Halifeliğinde, yanına bir heyet gelmişti. Heyetten bir genç nutuk söylemeye başladı. Bunun üzerine “Sen dur, yaşlınız konuşsun” diyerek genci uyarmak istedi. Genç: “Ey Emîr-ül-mü’minîn! İş yaşa göre ise, müslümanların içinde senden daha yaşlı olanlar yok mu?” deyince; “Konuş bakalım.” diyerek gence söz verdi. Genç; “Biz senden bir şey isteyen ve senden korkan bir heyet değiliz. Bir şey istemiyoruz.

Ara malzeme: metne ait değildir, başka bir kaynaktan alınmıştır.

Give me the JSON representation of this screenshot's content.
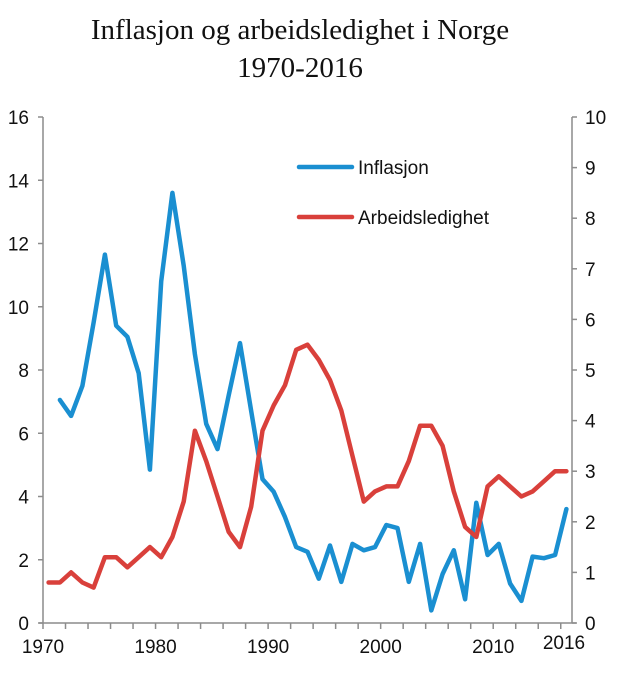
{
  "chart_data": {
    "type": "line",
    "title": "Inflasjon og arbeidsledighet i Norge",
    "subtitle": "1970-2016",
    "xlabel": "",
    "ylabel_left": "",
    "ylabel_right": "",
    "x": [
      1970,
      1971,
      1972,
      1973,
      1974,
      1975,
      1976,
      1977,
      1978,
      1979,
      1980,
      1981,
      1982,
      1983,
      1984,
      1985,
      1986,
      1987,
      1988,
      1989,
      1990,
      1991,
      1992,
      1993,
      1994,
      1995,
      1996,
      1997,
      1998,
      1999,
      2000,
      2001,
      2002,
      2003,
      2004,
      2005,
      2006,
      2007,
      2008,
      2009,
      2010,
      2011,
      2012,
      2013,
      2014,
      2015,
      2016
    ],
    "x_tick_labels": [
      "1970",
      "1980",
      "1990",
      "2000",
      "2010",
      "2016"
    ],
    "left_axis": {
      "ylim": [
        0,
        16
      ],
      "ticks": [
        "0",
        "2",
        "4",
        "6",
        "8",
        "10",
        "12",
        "14",
        "16"
      ]
    },
    "right_axis": {
      "ylim": [
        0,
        10
      ],
      "ticks": [
        "0",
        "1",
        "2",
        "3",
        "4",
        "5",
        "6",
        "7",
        "8",
        "9",
        "10"
      ]
    },
    "legend": {
      "placement": "top-right"
    },
    "series": [
      {
        "name": "Inflasjon",
        "axis": "left",
        "color": "#1a8fd1",
        "values": [
          null,
          7.05,
          6.55,
          7.5,
          9.5,
          11.65,
          9.4,
          9.05,
          7.9,
          4.85,
          10.8,
          13.6,
          11.3,
          8.5,
          6.3,
          5.5,
          7.2,
          8.85,
          6.7,
          4.55,
          4.15,
          3.35,
          2.4,
          2.25,
          1.4,
          2.45,
          1.3,
          2.5,
          2.3,
          2.4,
          3.1,
          3.0,
          1.3,
          2.5,
          0.4,
          1.55,
          2.3,
          0.75,
          3.8,
          2.15,
          2.5,
          1.25,
          0.7,
          2.1,
          2.05,
          2.15,
          3.6
        ]
      },
      {
        "name": "Arbeidsledighet",
        "axis": "right",
        "color": "#d9403b",
        "values": [
          0.8,
          0.8,
          1.0,
          0.8,
          0.7,
          1.3,
          1.3,
          1.1,
          1.3,
          1.5,
          1.3,
          1.7,
          2.4,
          3.8,
          3.2,
          2.5,
          1.8,
          1.5,
          2.3,
          3.8,
          4.3,
          4.7,
          5.4,
          5.5,
          5.2,
          4.8,
          4.2,
          3.3,
          2.4,
          2.6,
          2.7,
          2.7,
          3.2,
          3.9,
          3.9,
          3.5,
          2.6,
          1.9,
          1.7,
          2.7,
          2.9,
          2.7,
          2.5,
          2.6,
          2.8,
          3.0,
          3.0
        ]
      }
    ],
    "grid": false
  }
}
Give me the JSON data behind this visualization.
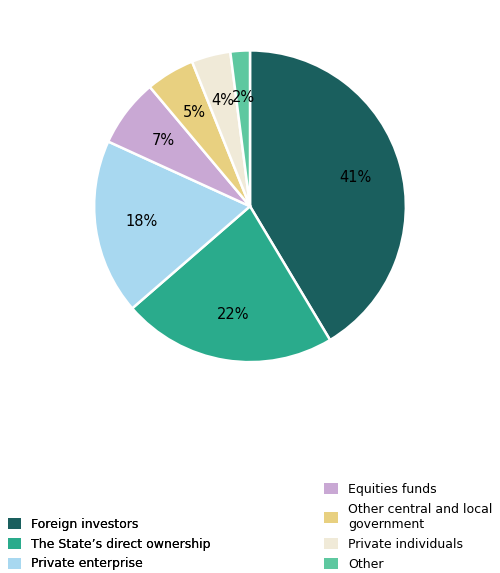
{
  "slices": [
    {
      "label": "Foreign investors",
      "value": 41,
      "color": "#1a5f5e"
    },
    {
      "label": "The State’s direct ownership",
      "value": 22,
      "color": "#2aab8c"
    },
    {
      "label": "Private enterprise",
      "value": 18,
      "color": "#a8d8f0"
    },
    {
      "label": "Equities funds",
      "value": 7,
      "color": "#c9a8d4"
    },
    {
      "label": "Other central and local government",
      "value": 5,
      "color": "#e8d080"
    },
    {
      "label": "Private individuals",
      "value": 4,
      "color": "#f0ead8"
    },
    {
      "label": "Other",
      "value": 2,
      "color": "#5ec8a0"
    }
  ],
  "pct_labels": [
    "41%",
    "22%",
    "18%",
    "7%",
    "5%",
    "4%",
    "2%"
  ],
  "background_color": "#ffffff",
  "legend_fontsize": 9.0
}
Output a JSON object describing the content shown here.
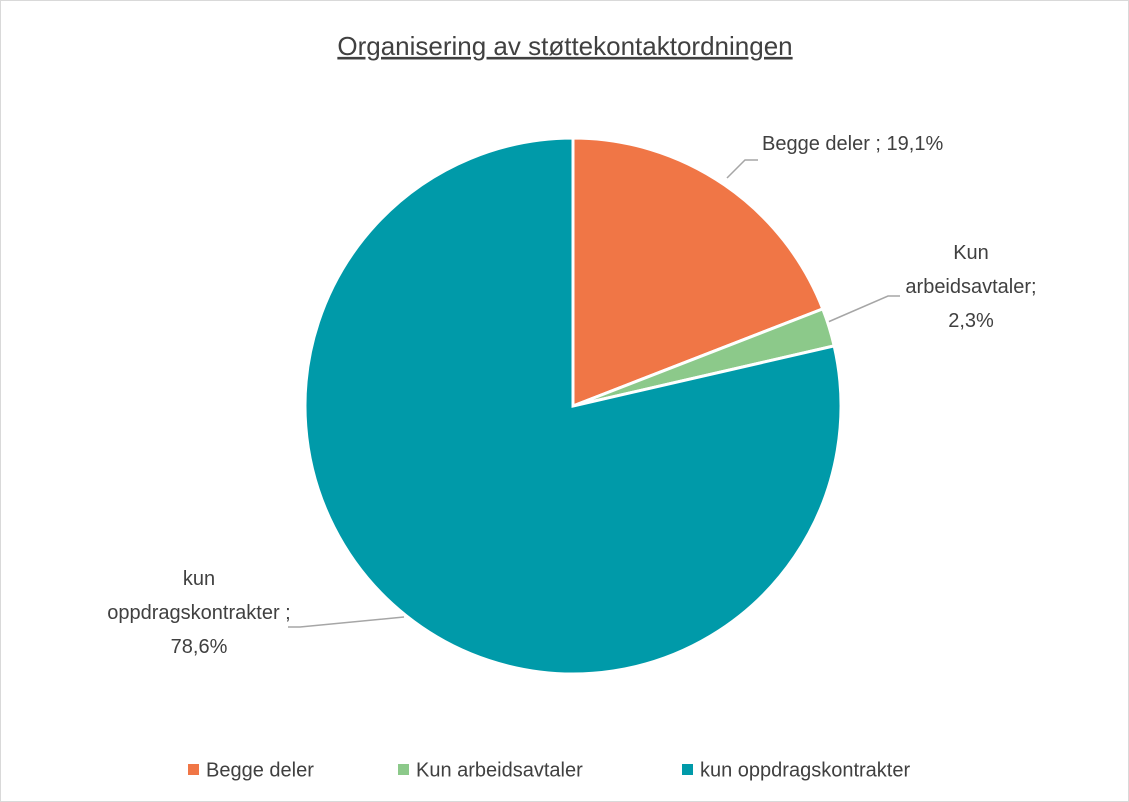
{
  "chart_data": {
    "type": "pie",
    "title": "Organisering av støttekontaktordningen",
    "categories": [
      "Begge deler",
      "Kun arbeidsavtaler",
      "kun oppdragskontrakter"
    ],
    "values": [
      19.1,
      2.3,
      78.6
    ],
    "value_labels": [
      "Begge deler ; 19,1%",
      "Kun arbeidsavtaler; 2,3%",
      "kun oppdragskontrakter ; 78,6%"
    ],
    "colors": [
      "#f07646",
      "#8cc98a",
      "#009aa9"
    ],
    "legend": "bottom"
  }
}
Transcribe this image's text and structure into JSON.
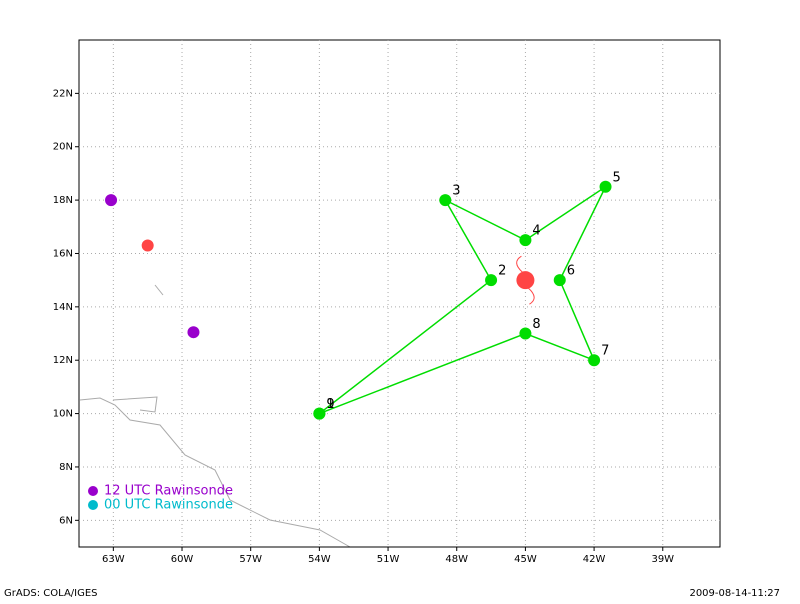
{
  "chart_data": {
    "type": "track",
    "xlim": [
      -64.5,
      -36.5
    ],
    "ylim": [
      5,
      24
    ],
    "xticks": [
      {
        "value": -63,
        "label": "63W"
      },
      {
        "value": -60,
        "label": "60W"
      },
      {
        "value": -57,
        "label": "57W"
      },
      {
        "value": -54,
        "label": "54W"
      },
      {
        "value": -51,
        "label": "51W"
      },
      {
        "value": -48,
        "label": "48W"
      },
      {
        "value": -45,
        "label": "45W"
      },
      {
        "value": -42,
        "label": "42W"
      },
      {
        "value": -39,
        "label": "39W"
      }
    ],
    "yticks": [
      {
        "value": 6,
        "label": "6N"
      },
      {
        "value": 8,
        "label": "8N"
      },
      {
        "value": 10,
        "label": "10N"
      },
      {
        "value": 12,
        "label": "12N"
      },
      {
        "value": 14,
        "label": "14N"
      },
      {
        "value": 16,
        "label": "16N"
      },
      {
        "value": 18,
        "label": "18N"
      },
      {
        "value": 20,
        "label": "20N"
      },
      {
        "value": 22,
        "label": "22N"
      }
    ],
    "grid": true,
    "track": {
      "color": "#00dd00",
      "x": [
        -54,
        -46.5,
        -48.5,
        -45,
        -41.5,
        -43.5,
        -42,
        -45,
        -54
      ],
      "y": [
        10,
        15,
        18,
        16.5,
        18.5,
        15,
        12,
        13,
        10
      ],
      "labels": [
        "1",
        "2",
        "3",
        "4",
        "5",
        "6",
        "7",
        "8",
        "9"
      ]
    },
    "storm": {
      "color": "#ff4444",
      "x": -45,
      "y": 15
    },
    "markers": {
      "color": "#ff4444",
      "x": [
        -61.5
      ],
      "y": [
        16.3
      ]
    },
    "series": [
      {
        "name": "12 UTC Rawinsonde",
        "color": "#9900cc",
        "x": [
          -63.1,
          -59.5
        ],
        "y": [
          18,
          13.05
        ]
      },
      {
        "name": "00 UTC Rawinsonde",
        "color": "#00bbcc",
        "x": [],
        "y": []
      }
    ],
    "footer_left": "GrADS: COLA/IGES",
    "footer_right": "2009-08-14-11:27"
  }
}
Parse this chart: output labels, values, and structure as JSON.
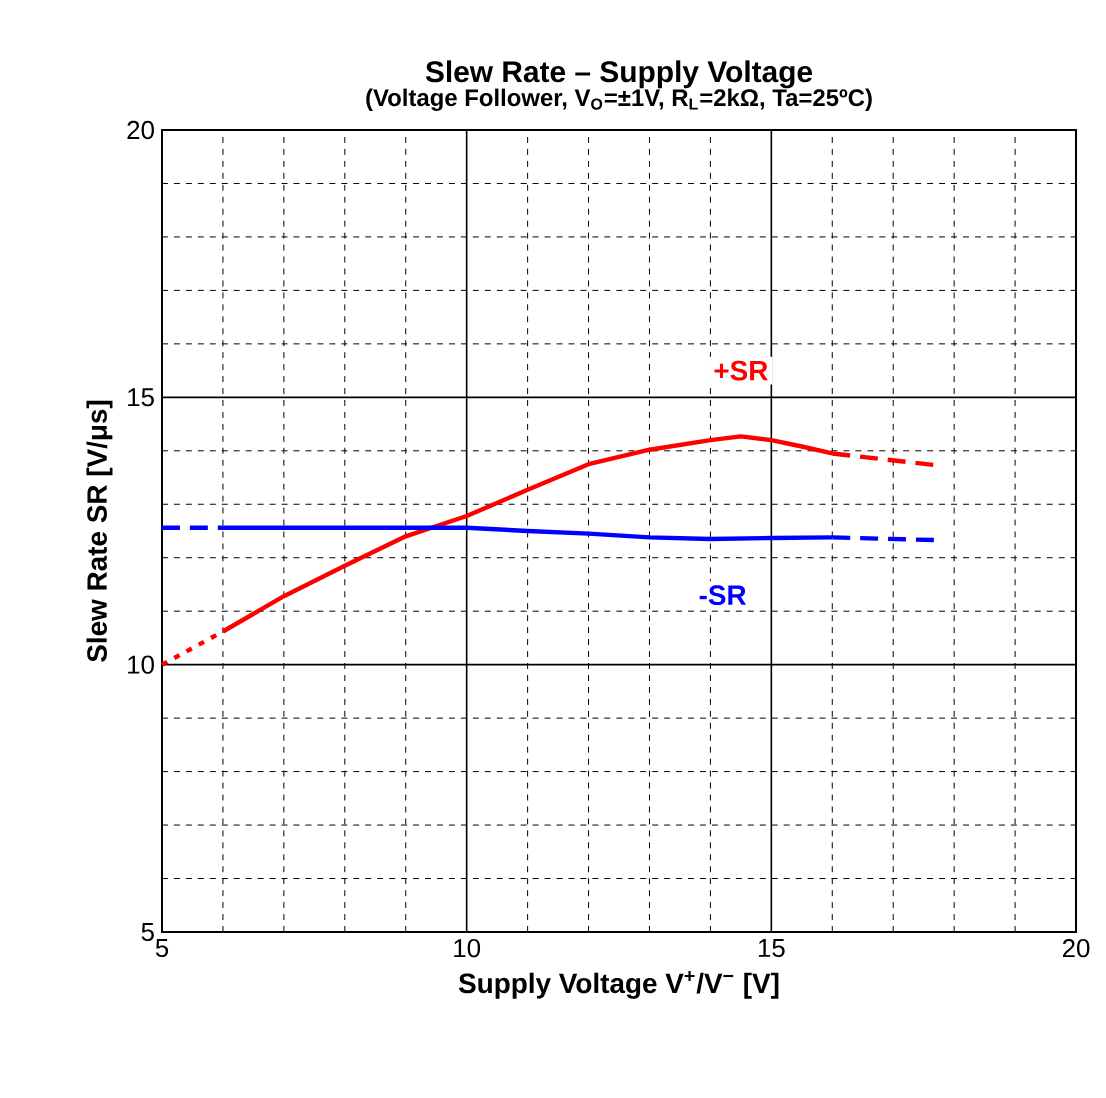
{
  "chart_data": {
    "type": "line",
    "title": "Slew Rate – Supply Voltage",
    "subtitle": "(Voltage Follower, V$_{O}$=±1V, R$_{L}$=2kΩ, Ta=25ºC)",
    "xlabel": "Supply Voltage V$^{+}$/V$^{−}$ [V]",
    "ylabel": "Slew Rate SR [V/μs]",
    "xlim": [
      5,
      20
    ],
    "ylim": [
      5,
      20
    ],
    "xticks": [
      5,
      10,
      15,
      20
    ],
    "yticks": [
      5,
      10,
      15,
      20
    ],
    "grid": true,
    "marker": "none",
    "series": [
      {
        "color": "#ff0000",
        "line_style": "dotted",
        "x": [
          5,
          6
        ],
        "values": [
          10.0,
          10.62
        ]
      },
      {
        "color": "#ff0000",
        "line_style": "solid",
        "x": [
          6,
          7,
          8,
          9,
          10,
          11,
          12,
          13,
          14,
          14.5,
          15,
          15.5,
          16
        ],
        "values": [
          10.62,
          11.28,
          11.85,
          12.4,
          12.78,
          13.27,
          13.75,
          14.02,
          14.2,
          14.27,
          14.2,
          14.08,
          13.95
        ]
      },
      {
        "color": "#ff0000",
        "line_style": "dashed",
        "x": [
          16,
          17.7
        ],
        "values": [
          13.95,
          13.73
        ]
      },
      {
        "color": "#0000ff",
        "line_style": "dashed",
        "x": [
          5,
          6
        ],
        "values": [
          12.56,
          12.56
        ]
      },
      {
        "color": "#0000ff",
        "line_style": "solid",
        "x": [
          6,
          7,
          8,
          9,
          10,
          11,
          12,
          13,
          14,
          15,
          16
        ],
        "values": [
          12.56,
          12.56,
          12.56,
          12.56,
          12.56,
          12.5,
          12.45,
          12.38,
          12.35,
          12.37,
          12.38
        ]
      },
      {
        "color": "#0000ff",
        "line_style": "dashed",
        "x": [
          16,
          17.7
        ],
        "values": [
          12.38,
          12.33
        ]
      }
    ],
    "annotations": [
      {
        "text": "+SR",
        "x": 14.5,
        "y": 15.5
      },
      {
        "text": "-SR",
        "x": 14.2,
        "y": 11.3
      }
    ]
  }
}
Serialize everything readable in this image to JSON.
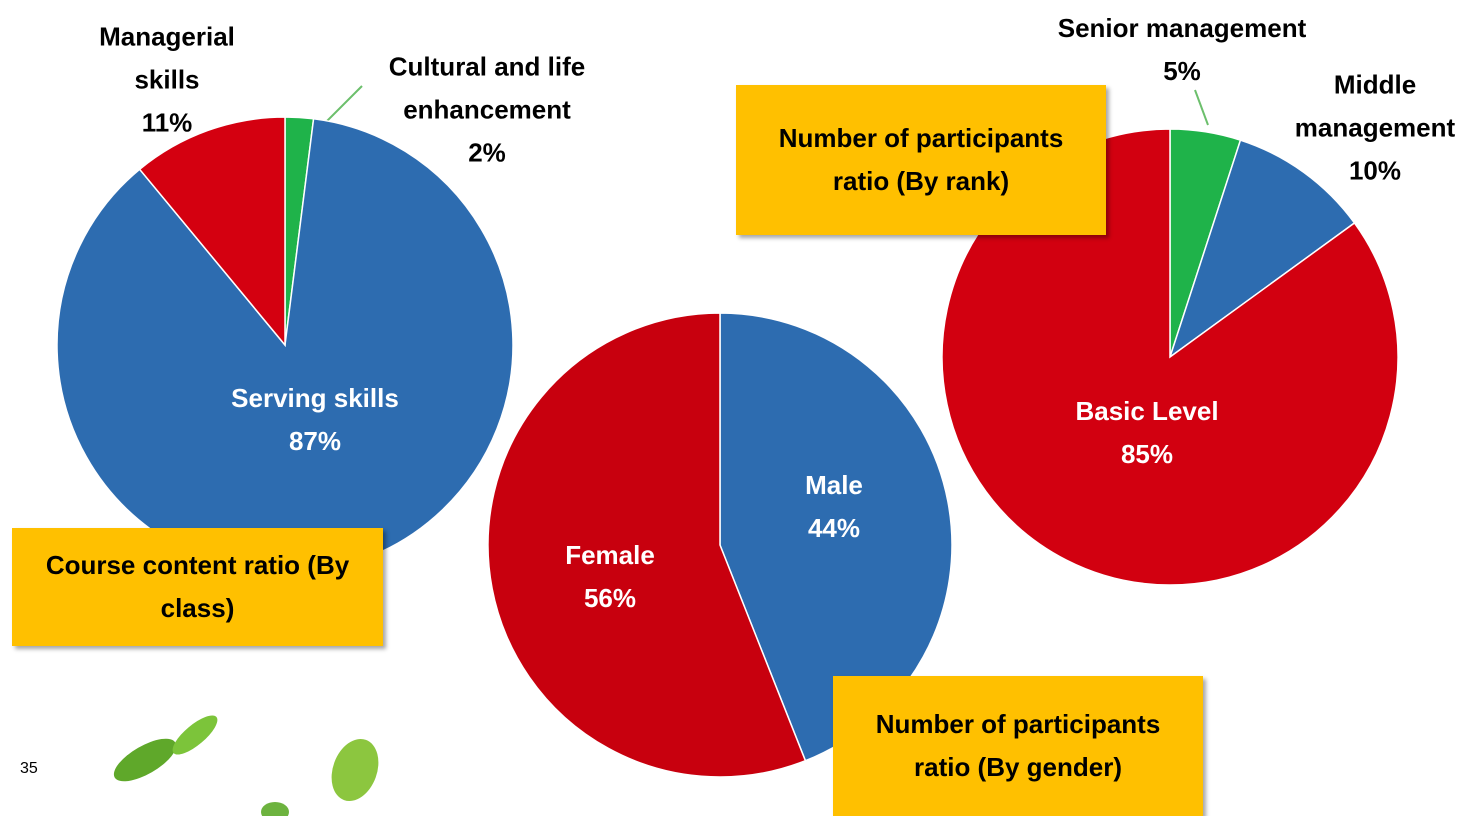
{
  "chart_data": [
    {
      "type": "pie",
      "title": "Course content ratio (By class)",
      "categories": [
        "Cultural and life enhancement",
        "Serving skills",
        "Managerial skills"
      ],
      "values": [
        2,
        87,
        11
      ],
      "value_labels": [
        "2%",
        "87%",
        "11%"
      ],
      "colors": [
        "#1fb34a",
        "#2d6cb0",
        "#d40010"
      ]
    },
    {
      "type": "pie",
      "title": "Number of participants ratio (By gender)",
      "categories": [
        "Male",
        "Female"
      ],
      "values": [
        44,
        56
      ],
      "value_labels": [
        "44%",
        "56%"
      ],
      "colors": [
        "#2d6cb0",
        "#c8000e"
      ]
    },
    {
      "type": "pie",
      "title": "Number of participants ratio (By rank)",
      "categories": [
        "Senior management",
        "Middle management",
        "Basic Level"
      ],
      "values": [
        5,
        10,
        85
      ],
      "value_labels": [
        "5%",
        "10%",
        "85%"
      ],
      "colors": [
        "#1fb34a",
        "#2d6cb0",
        "#d20010"
      ]
    }
  ],
  "page_number": "35"
}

Çünkü lütuf ve ihsânınız o kadar çok ki, bu bize kadar ulaşmıştır. Senden korkmuyoruz. Çünkü adâletin bizi korkmaktan emîn kılmıştır” dedi. “Siz kimsiniz?” deyince, “Teşekkür heyetiyiz. Teşekkür edip geri dönmek için geldik” dedi.


Bir Cuma namazını kıldırdıktan sonra, insanların arasında oturdu. Sırtındaki elbisenin iki tarafı da yamalı idi. Birisi kendisine dedi ki: “Ey mü’minlerin emîri! İmkânlarınız var. Daha kıymetli elbise giyseniz olmaz mı?” dedi. Ömer ( radıyallahü anh ) bir müddet düşündü ve başını kaldırıp, “Varlıklı halde iken iktisad etmek ve hakkını almaya gücü yettiği halde affetmek, hakkını helâl etmek çok makbûl ve çok faziletlidir” buyurdu.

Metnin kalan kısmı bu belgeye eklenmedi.